The paper reports the concept and implementation, in a number of commercial fracturing environments, in both gas and oil reservoirs, with both foam and liquid-gel jobs. These show the effective removal of tortuosity varying from 20 to 200 bars and associated elevation of allowable proppant concentrations.
On-Site Real-Time Analysis Allows Optimal Propped Fracture Stimulation of a Complex Gas Reservoir -
Johnson, et al.: SPE paper 25414 presented at the 1993 Production Operations Symposium, Oklahoma City, 21-23 March 1993.

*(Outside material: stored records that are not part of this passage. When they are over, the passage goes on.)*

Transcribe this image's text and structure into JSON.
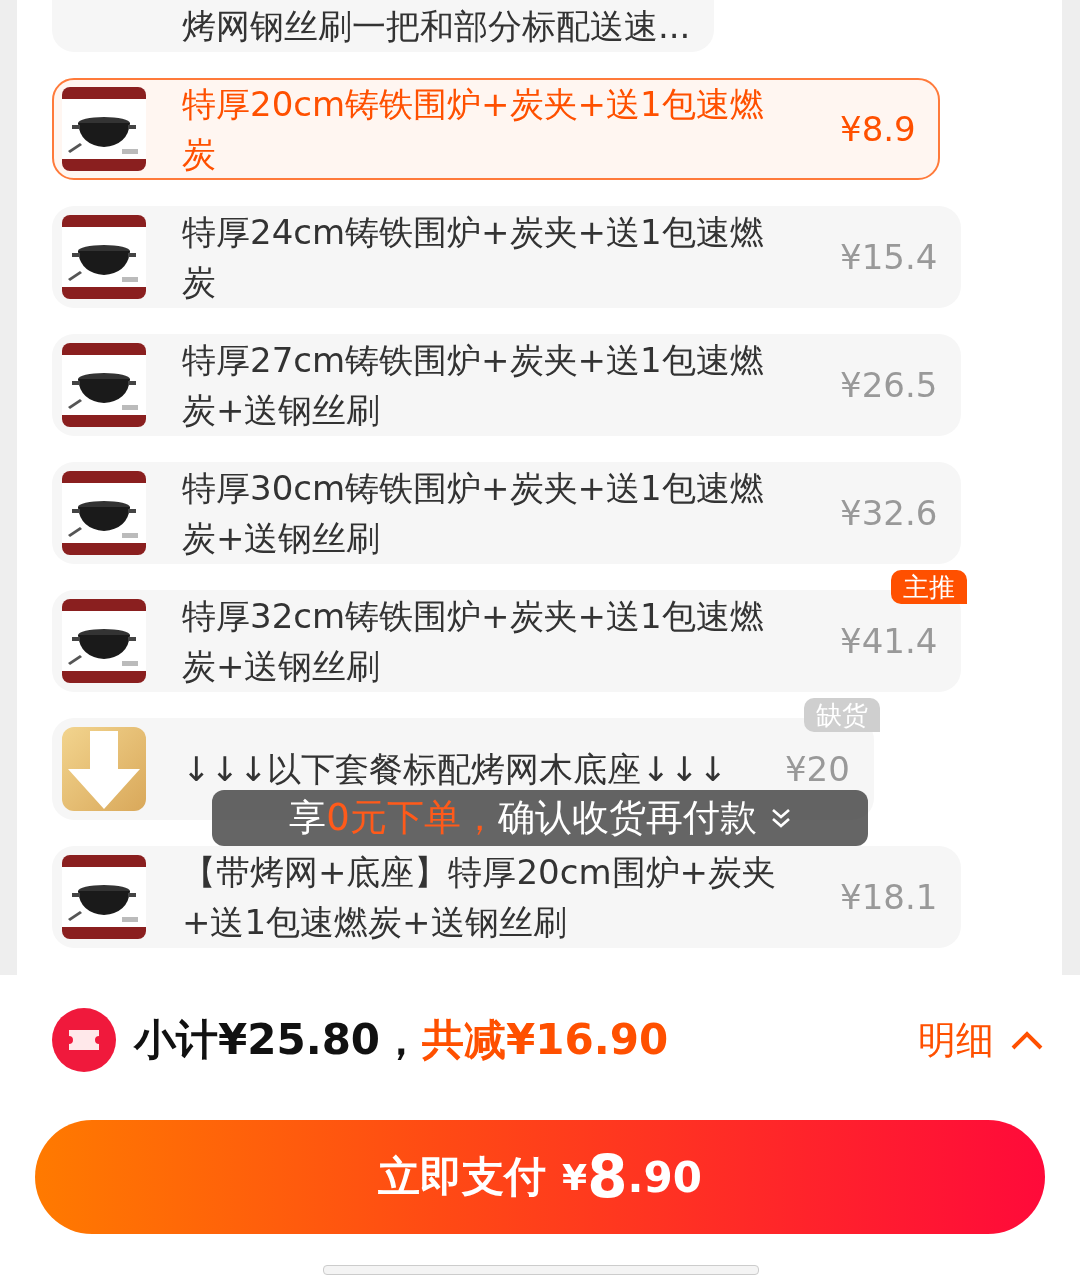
{
  "options": [
    {
      "name": "烤网钢丝刷一把和部分标配送速...",
      "selected": false,
      "kind": "cut"
    },
    {
      "name": "特厚20cm铸铁围炉+炭夹+送1包速燃炭",
      "price": "¥8.9",
      "selected": true,
      "kind": "picture"
    },
    {
      "name": "特厚24cm铸铁围炉+炭夹+送1包速燃炭",
      "price": "¥15.4",
      "selected": false,
      "kind": "picture"
    },
    {
      "name": "特厚27cm铸铁围炉+炭夹+送1包速燃炭+送钢丝刷",
      "price": "¥26.5",
      "selected": false,
      "kind": "picture"
    },
    {
      "name": "特厚30cm铸铁围炉+炭夹+送1包速燃炭+送钢丝刷",
      "price": "¥32.6",
      "selected": false,
      "kind": "picture"
    },
    {
      "name": "特厚32cm铸铁围炉+炭夹+送1包速燃炭+送钢丝刷",
      "price": "¥41.4",
      "selected": false,
      "kind": "picture",
      "badge": {
        "text": "主推",
        "kind": "recommend"
      }
    },
    {
      "name": "↓↓↓以下套餐标配烤网木底座↓↓↓",
      "price": "¥20",
      "selected": false,
      "kind": "arrow",
      "badge": {
        "text": "缺货",
        "kind": "soldout"
      }
    },
    {
      "name": "【带烤网+底座】特厚20cm围炉+炭夹+送1包速燃炭+送钢丝刷",
      "price": "¥18.1",
      "selected": false,
      "kind": "picture"
    }
  ],
  "tip": {
    "lead": "享",
    "highlight": "0元下单，",
    "rest": "确认收货再付款"
  },
  "summary": {
    "subtotal": "小计¥25.80，",
    "discount": "共减¥16.90",
    "detail": "明细"
  },
  "pay": {
    "label": "立即支付",
    "currency": "¥",
    "integer": "8",
    "decimal": ".90"
  }
}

In order to increase gas production in an under-producing formation, the German utility/energy company RWE-DEA stimulated the Wardboehmen Z1 well with a propped fracture treatment on December 6, 1991. Two days prior to the main fracture treatment, a step-rate test and mini-fracture were pumped for the purpose of evaluating more accurately the characteristics of the reservoir, including closure stress, leak-off rates, and permeability (and stress) profile. This information was then used to substantially improve the originally proposed design, provided by the service company, in order to create an effective/optimal propped fracture in this reservoir, incidentally also producing major savings in job cost. For the first time in Germany, electronic bottomhole pressure-measuring equipment with surface readout was used, during the minifrac. Availability of the bottomhole pressure data in the minifrac and repeated abrupt flow-rate changes, including shut-ins of about one minute, during both the minifrac and main fracture treatment allowed realistic simulation of fracture development with an on-site real-data 3D simulator. It was possible to determine the continually changing friction losses in the near-wellbore vicinity of the perforations: this tortuosity was very high initially but reached acceptable values after pumping the re-designed pad volume. This finding was important because it minimized the risk of a premature near-wellbore screen-out resulting from the planned proppant concentrations, up to 1,250 g/l (10 ppg). The fracture treatment led to a consistent four-fold increase in the gas production rate. This success was due, at least partly, to careful planning and use of novel technology in the fracture treatment, which allowed the on-site determination of actual reservoir conditions, with growth influenced by extremely variable permeability as against idealized models used for initial design.